This is underlined in the execs' nominations for current leaders in licensed properties. Both cite
Dora the Explorer
while Michel taps Winnie the Pooh as a leading property. Although Girard accepts that "character licensing is growing," she is adamant that "even in preschool, fashion is still the driving force. Look at any children's apparel floor at any department store, and you will find high-end designer labels such as Cacharel and Kenzo." As Girard points out, a significant consequence of this emphasis on the quality of the product is that in France "maybe more than anywhere else in the world, successful TV ratings do not guarantee a successful licensing program at retail.
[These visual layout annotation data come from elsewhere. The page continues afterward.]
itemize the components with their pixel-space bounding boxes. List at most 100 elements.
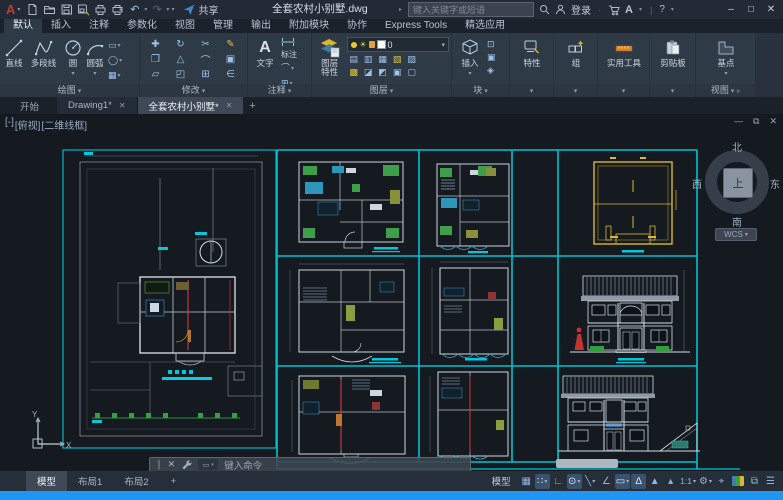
circle-button[interactable]: 圆 bbox=[62, 35, 84, 84]
stretch-button[interactable]: ▱ bbox=[152, 69, 160, 80]
line-button[interactable]: 直线 bbox=[3, 35, 25, 84]
save-button[interactable] bbox=[58, 2, 75, 17]
customize-menu-button[interactable]: ☰ bbox=[763, 474, 778, 489]
floor-plan-d[interactable] bbox=[432, 262, 508, 361]
visual-style-button[interactable]: [二维线框] bbox=[41, 117, 87, 132]
ribbon-tab-annotate[interactable]: 注释 bbox=[80, 19, 118, 33]
customize-wrench-icon[interactable] bbox=[181, 459, 192, 470]
edit-block-button[interactable]: ▣ bbox=[487, 52, 496, 63]
annotation-autoscale-toggle[interactable]: ▲ bbox=[647, 474, 662, 489]
ribbon-tab-addins[interactable]: 附加模块 bbox=[280, 19, 338, 33]
isometric-drafting-toggle[interactable]: ╲ bbox=[583, 474, 598, 489]
annotation-visibility-toggle[interactable]: ∆ bbox=[631, 474, 646, 489]
viewport-menu-button[interactable]: [-] bbox=[5, 117, 14, 132]
insert-block-button[interactable]: 插入 bbox=[455, 35, 485, 84]
explode-button[interactable]: ▣ bbox=[226, 54, 235, 65]
rotate-button[interactable]: ↻ bbox=[176, 39, 184, 50]
doc-minimize-button[interactable]: — bbox=[734, 116, 743, 127]
autodesk-apps-button[interactable]: A bbox=[625, 4, 633, 16]
search-icon[interactable] bbox=[539, 4, 550, 15]
ellipse-caret-icon[interactable] bbox=[118, 54, 122, 67]
floor-plan-c[interactable] bbox=[290, 264, 404, 363]
command-line[interactable]: ║ ✕ ▭ 键入命令 bbox=[149, 457, 471, 471]
ribbon-tab-express-tools[interactable]: Express Tools bbox=[376, 19, 456, 33]
block-panel-label[interactable]: 块 bbox=[452, 84, 509, 97]
rectangle-tool-button[interactable]: ▭ bbox=[108, 39, 122, 52]
arc-button[interactable]: 圆弧 bbox=[84, 35, 106, 84]
layer-tool-unlock[interactable]: ◩ bbox=[378, 66, 387, 79]
text-button[interactable]: A 文字 bbox=[251, 35, 279, 84]
layer-tool-walk[interactable]: ▢ bbox=[407, 66, 416, 79]
command-close-icon[interactable]: ✕ bbox=[168, 459, 176, 470]
snap-toggle[interactable]: ∷ bbox=[535, 474, 550, 489]
floor-plan-furnished-b[interactable] bbox=[437, 164, 509, 253]
utilities-panel-caret[interactable] bbox=[598, 84, 649, 97]
drawing-area[interactable]: Y X [-] [俯视] [二维线框] — ⧉ ✕ 上 北 南 西 东 WCS … bbox=[0, 114, 783, 471]
modify-panel-label[interactable]: 修改 bbox=[140, 84, 247, 97]
layer-on-bulb-icon[interactable] bbox=[351, 42, 357, 48]
block-attributes-button[interactable]: ◈ bbox=[487, 65, 496, 76]
view-panel-label[interactable]: 视图 bbox=[696, 84, 755, 97]
group-button[interactable]: 组 bbox=[557, 35, 595, 84]
properties-button[interactable]: 特性 bbox=[513, 35, 551, 84]
copy-button[interactable]: ❐ bbox=[151, 54, 160, 65]
array-button[interactable]: ⊞ bbox=[201, 69, 209, 80]
floor-plan-f[interactable] bbox=[430, 372, 508, 459]
search-input[interactable] bbox=[408, 2, 534, 17]
new-drawing-tab-button[interactable]: + bbox=[243, 97, 261, 114]
clipboard-panel-caret[interactable] bbox=[650, 84, 695, 97]
leader-button[interactable]: ⌒ bbox=[281, 62, 297, 75]
hatch-caret-icon[interactable] bbox=[117, 69, 121, 82]
layer-tool-thaw[interactable]: ◪ bbox=[364, 66, 373, 79]
front-elevation[interactable] bbox=[570, 270, 690, 363]
move-button[interactable]: ✚ bbox=[151, 39, 159, 50]
maximize-button[interactable]: □ bbox=[741, 0, 761, 19]
print-button[interactable] bbox=[109, 2, 126, 17]
circle-flyout-caret-icon[interactable] bbox=[71, 68, 74, 79]
help-caret-icon[interactable]: ▾ bbox=[671, 6, 674, 13]
redo-button[interactable]: ↷ bbox=[148, 2, 165, 17]
user-icon[interactable] bbox=[555, 4, 566, 15]
base-point-button[interactable]: 基点 bbox=[704, 35, 748, 84]
search-collapse-icon[interactable]: ▸ bbox=[399, 6, 402, 13]
clean-screen-toggle[interactable]: ⧉ bbox=[747, 474, 762, 489]
undo-caret-icon[interactable]: ▾ bbox=[144, 6, 147, 13]
doc-restore-button[interactable]: ⧉ bbox=[753, 116, 759, 127]
tab-close-icon[interactable]: ✕ bbox=[226, 101, 233, 110]
scale-button[interactable]: ◰ bbox=[176, 69, 185, 80]
workspace-switching[interactable]: ⚙ bbox=[698, 474, 713, 489]
ribbon-tab-output[interactable]: 输出 bbox=[242, 19, 280, 33]
layer-tool-off[interactable]: ▤ bbox=[349, 53, 358, 66]
plot-button[interactable] bbox=[92, 2, 109, 17]
viewcube-east[interactable]: 东 bbox=[770, 176, 780, 191]
view-direction-button[interactable]: [俯视] bbox=[15, 117, 41, 132]
viewcube[interactable]: 上 北 南 西 东 WCS bbox=[701, 140, 773, 236]
layer-tool-freeze[interactable]: ▦ bbox=[378, 53, 387, 66]
open-button[interactable] bbox=[41, 2, 58, 17]
layer-tool-isolate[interactable]: ▥ bbox=[364, 53, 373, 66]
hatch-tool-button[interactable]: ▦ bbox=[108, 69, 122, 82]
command-grip-icon[interactable]: ║ bbox=[156, 460, 162, 469]
erase-button[interactable]: ✎ bbox=[226, 39, 234, 50]
graphics-performance-icon[interactable] bbox=[732, 476, 744, 486]
isolate-objects-toggle[interactable]: ⌖ bbox=[714, 474, 729, 489]
layer-dropdown-caret-icon[interactable]: ▾ bbox=[441, 41, 445, 49]
doc-close-button[interactable]: ✕ bbox=[769, 116, 777, 127]
new-layout-button[interactable]: + bbox=[160, 471, 188, 491]
insert-flyout-caret-icon[interactable] bbox=[468, 68, 471, 79]
annotation-panel-label[interactable]: 注释 bbox=[248, 84, 311, 97]
share-button[interactable]: 共享 bbox=[183, 2, 218, 17]
app-logo[interactable]: A bbox=[6, 0, 15, 19]
new-button[interactable] bbox=[24, 2, 41, 17]
ribbon-tab-manage[interactable]: 管理 bbox=[204, 19, 242, 33]
layer-tool-match[interactable]: ▨ bbox=[407, 53, 416, 66]
draw-panel-label[interactable]: 绘图 bbox=[0, 84, 139, 97]
model-space-toggle[interactable]: 模型 bbox=[492, 474, 511, 488]
help-button[interactable]: ? bbox=[659, 4, 665, 15]
floor-plan-furnished-a[interactable] bbox=[299, 162, 403, 252]
app-menu-caret-icon[interactable]: ▾ bbox=[17, 6, 20, 13]
app-store-cart-icon[interactable] bbox=[608, 4, 620, 16]
layout1-tab[interactable]: 布局1 bbox=[67, 471, 113, 491]
site-plan[interactable] bbox=[63, 150, 276, 448]
ribbon-tab-collaborate[interactable]: 协作 bbox=[338, 19, 376, 33]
A lot," she stresses, "rides on the quality of your products." Timoon's Michel also sees television ratings as less of a guarantee of success than in other countries because of the impact of new technologies such as VOD, mobile, and especially the Internet. "Right now," she acknowledges, "retailers plan their strategies based on the show's scheduling and performance, but a few years from now, they will pay much more attention to IPTV and mobile streaming." Citing the example of Timoon's Website,
, which, claims Michel, "receives 2 million hits per month, bigger than a typical French cabsat audience," she goes on to make the reasonable assumption that "once retailers begin to understand it is possible to get bigger audiences on the Web than on television, they will start to pay it much more attention." Whether this is how the market develops remains to be seen, but Sesame Workshop's Girard believes "France has one of the most structured and professional retail markets in the world. Hypermarkets," she explains, "are giant powerhouses with enormous bargaining power, especially over pricing. But one should not," cautions Girard, "overlook the mail-order sector, with giants such as La Redoute and 3 Suisse. Although, they can be very demanding partners, with a catalog in almost every French home, they also offer incomparable visibility." Visibility and cachet also are offered by the department stores, says Girard, but she accepts that "they do not always translate to huge volumes."